Figure 2:. Dopaminergic circuit heterogeneous reinforcing effect of nicotine and alcohol.

(A) Schematic of VTA DA subnuclei and preferential projections. Recent studies using cell-specific tracing techniques established topographic preferential projection: from a medial to lateral axis, VTA DA neurons preferentially project to the mPFC, then the NAc, then the AMG and finally the NAcsh. (B) Schematic of VTA DA heterogenous neural and the consecutive behavioral response to nicotine (left, green) and alcohol (right, blue). Both nicotine and alcohol establish strong reinforcing effects when infused in the pVTA compared to the aVTA. VTA DA neurons display distinct activity in response to nicotine. Lateral VTA DA neurons are activated (+) by i.v. nicotine injection, medial VTA DA neurons are inhibited (−). VTA DA neurons have an increased sensitivity to alcohol across the medial/lateral axis (+, +). Abbreviations: AMG, Amygdala; aVTA, anterior ventral tegmental area; BNST, bed nucleus of the stria terminalis; CPu, caudate putamen; CP, cerebral peduncle; IF, interfascicular nucleus; IL, infralimbic cortex; IPn, interpeduncular nucleus; LHb, lateral habenula; mHb, medial habenula; ml, medial lemniscus; mPFC, medial prefrontal cortex; NAcc, nucleus accumbens core; NAcsh, nucleus accumbens shell; PBP, parabrachial pigmented nucleus; PN, paranigral nucleus; pVTA, posterior ventral tegmental area; RN, red nucleus; RLi, rostral linear nucleus; SN, substantia nigra.

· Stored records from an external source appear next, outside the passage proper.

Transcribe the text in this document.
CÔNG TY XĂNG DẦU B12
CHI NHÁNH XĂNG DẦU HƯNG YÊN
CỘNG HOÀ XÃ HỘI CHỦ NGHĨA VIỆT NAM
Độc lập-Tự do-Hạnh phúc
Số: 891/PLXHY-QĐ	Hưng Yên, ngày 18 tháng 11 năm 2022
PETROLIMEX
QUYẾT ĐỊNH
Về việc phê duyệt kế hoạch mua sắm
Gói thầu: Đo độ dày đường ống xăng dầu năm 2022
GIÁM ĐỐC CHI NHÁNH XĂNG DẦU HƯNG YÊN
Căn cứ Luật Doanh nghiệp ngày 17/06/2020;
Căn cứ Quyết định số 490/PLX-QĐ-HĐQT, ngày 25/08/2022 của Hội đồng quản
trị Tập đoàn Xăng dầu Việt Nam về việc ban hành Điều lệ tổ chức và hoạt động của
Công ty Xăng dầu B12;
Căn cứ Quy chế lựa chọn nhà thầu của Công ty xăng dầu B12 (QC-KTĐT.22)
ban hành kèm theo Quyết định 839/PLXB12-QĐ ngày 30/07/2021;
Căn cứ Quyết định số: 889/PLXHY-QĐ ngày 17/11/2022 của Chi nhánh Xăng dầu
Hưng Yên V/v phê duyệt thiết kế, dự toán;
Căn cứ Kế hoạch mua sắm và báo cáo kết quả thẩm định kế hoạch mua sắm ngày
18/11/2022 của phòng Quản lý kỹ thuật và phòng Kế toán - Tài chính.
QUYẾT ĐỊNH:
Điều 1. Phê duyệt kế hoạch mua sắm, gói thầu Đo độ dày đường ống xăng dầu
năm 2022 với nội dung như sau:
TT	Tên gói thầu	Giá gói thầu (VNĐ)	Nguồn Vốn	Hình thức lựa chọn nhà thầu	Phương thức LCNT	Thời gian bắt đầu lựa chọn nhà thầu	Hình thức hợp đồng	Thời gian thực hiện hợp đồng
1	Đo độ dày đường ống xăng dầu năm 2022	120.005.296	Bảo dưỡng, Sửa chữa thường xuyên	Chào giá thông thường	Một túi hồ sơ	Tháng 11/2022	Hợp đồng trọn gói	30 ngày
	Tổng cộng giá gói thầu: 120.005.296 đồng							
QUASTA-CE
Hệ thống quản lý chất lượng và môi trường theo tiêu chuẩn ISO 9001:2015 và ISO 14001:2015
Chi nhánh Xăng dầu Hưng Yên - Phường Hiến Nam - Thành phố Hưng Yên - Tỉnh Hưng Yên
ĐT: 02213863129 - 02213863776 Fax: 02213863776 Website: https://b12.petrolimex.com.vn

Figure 3:. Network nicotine and alcohol modulation of VTA DA neurons.

(A) Network modulation onto VTA DA neurons in response to nicotine. The IL-BNST-VTA circuit (green) increases the spontaneous VTA DA activities following voluntary nicotine consumption. mHb-IPn circuit decreases the reinforcing properties of high concentration of nicotine by encoding aversive signal. The precise modulation of this pathway onto VTA DA neurons remains poorly understood. LHb-RMTg-VTA circuit requires further investigation to fully characterize its function in nicotine reinforcement. While LHb-RMTg activation inhibits VTA DA neurons, nicotine activation of RMTg neurons does not affect VTA DA neural response to nicotine. (B) Network modulation onto VTA DA neurons in response to alcohol. Activation of DA receptors in the NAcsh, VP, and PFC are involved in mediating the reinforcing effects of ethanol and inhibitory projections from the VP to the VTA may control alcohol seeking and reinstatement. The LHb-RMTg-VTA circuit has been hypothesized to contribute to aversive conditioning of ethanol response and may account for individual differences in drinking behaviors. Stress and withdrawal affects of chronic alcohol exposure are highly controlled by the connections between VTA and AMG. Abbreviations: AMG, Amygdala; BNST, bed nucleus of the stria terminalis; CPu, caudate putamen; IL, infralimbic cortex; IPn, interpeduncular nucleus; LHb, lateral habenula; mHb, medial habenula; mPFC, medial prefrontal cortex; NAcc, nucleus accumbens core; NAcsh, nucleus accumbens shell.